Ce n’est pas parce que saint Jean-Marie Vianney conduisait les autres vers Dieu qu’il abusait de son autorité car il accomplissait son travail pastoral avec un amour véritable. Il n’était pas lui-même au centre de ses préoccupations, son troupeau était bien son souci primordial. Il ne parlait pas de lui, et n'avait aucun respect humain ; le Christ était au cœur de tout ce qu’il faisait. A la fin de sa vie, il n’était pas question, pour le saint patron des prêtres de paroisse, de prendre sa retraite après une vie de prière et d’activité pastorale. Plutôt que de se retirer, pendant ses dernières années, pour faire pénitence dans un monastère comme il l’aurait désiré, il poursuivit avec ténacité ses activités pastorales jusqu’à ce que son corps rende l’esprit.
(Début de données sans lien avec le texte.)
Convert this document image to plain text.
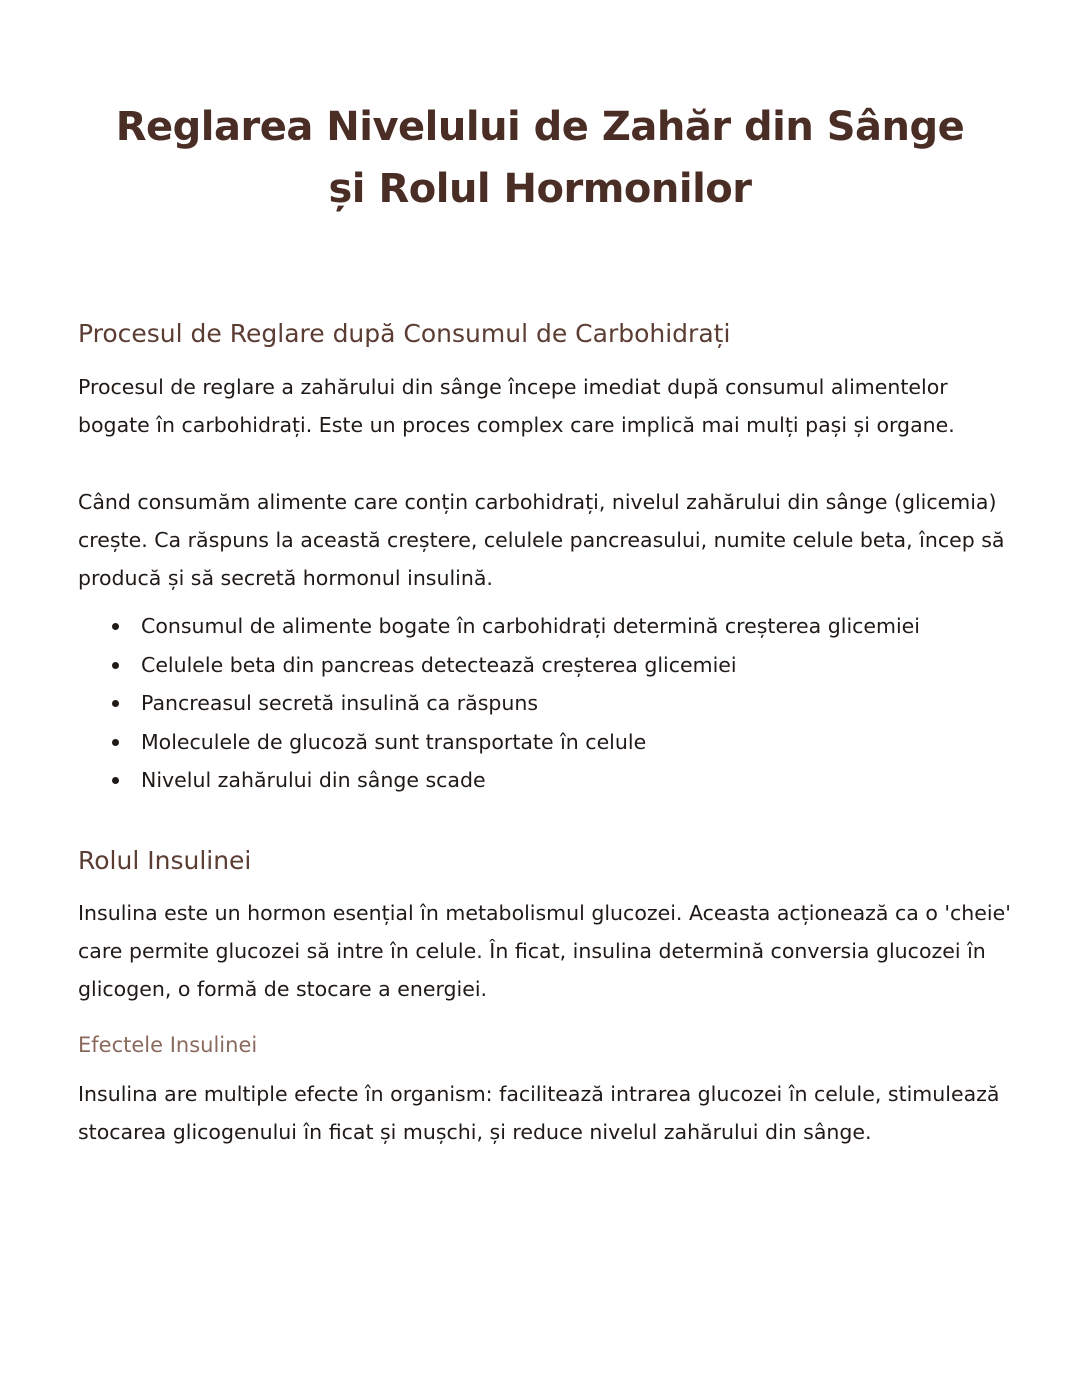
Reglarea Nivelului de Zahăr din Sânge și Rolul Hormonilor
Procesul de Reglare după Consumul de Carbohidrați

Procesul de reglare a zahărului din sânge începe imediat după consumul alimentelor bogate în carbohidrați. Este un proces complex care implică mai mulți pași și organe.

Când consumăm alimente care conțin carbohidrați, nivelul zahărului din sânge (glicemia) crește. Ca răspuns la această creștere, celulele pancreasului, numite celule beta, încep să producă și să secretă hormonul insulină.

Consumul de alimente bogate în carbohidrați determină creșterea glicemiei
Celulele beta din pancreas detectează creșterea glicemiei
Pancreasul secretă insulină ca răspuns
Moleculele de glucoză sunt transportate în celule
Nivelul zahărului din sânge scade
Rolul Insulinei

Insulina este un hormon esențial în metabolismul glucozei. Aceasta acționează ca o 'cheie' care permite glucozei să intre în celule. În ficat, insulina determină conversia glucozei în glicogen, o formă de stocare a energiei.

Efectele Insulinei

Insulina are multiple efecte în organism: facilitează intrarea glucozei în celule, stimulează stocarea glicogenului în ficat și mușchi, și reduce nivelul zahărului din sânge.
Aujourd’hui, on a tendance à penser qu’eu égard à tout ce à quoi le prêtre a renoncé (une femme, une famille, une brillante carrière), il mérite bien une compensation faite de biens de ce monde, de titres et de louanges. Posséder de telles choses serait usurper ce qui appartient au Christ.

Par sa vie faite de simplicité, le prêtre arrache le peuple au monde parce que sa vie n’est pas faite de mondanités. Il s’en tient plutôt aux paroles de Notre-Seigneur : « J’ai à manger une nourriture que vous ne connaissez pas » (Jn 4,32). C’est bien sa propre sainteté et la conduite des âmes à Dieu qui sont sa propre nourriture. Il vit, et pourrait même mourir, pour les âmes. Le souci du salut des âmes se substitue, pour lui, au matérialisme et la pauvreté choisie fait que les distractions ne lui manquent pas. La richesse du nombre incalculable d’âmes dont il avait la charge et sur lesquelles il rayonnait à l’exemple du Christ, remplaçait la pauvreté matérielle de saint Jean-Marie Vianney. Il n’y avait pas, en ce qui le concerne, de plus grande richesse ou de plus grand honneur que de posséder Dieu pour toute l’éternité.

S’il restait assis des heures dans le confessionnal glacé, ce sont ses pénitents retrouvant l’amour de Dieu qui le réchauffaient. S’alimentant peu, c’est le Roi du Ciel qui le nourrissait ; dormant peu, c’est son amour pour les âmes qui lui permettait de conjurer la fatigue. Oui, c’était un prêtre riche.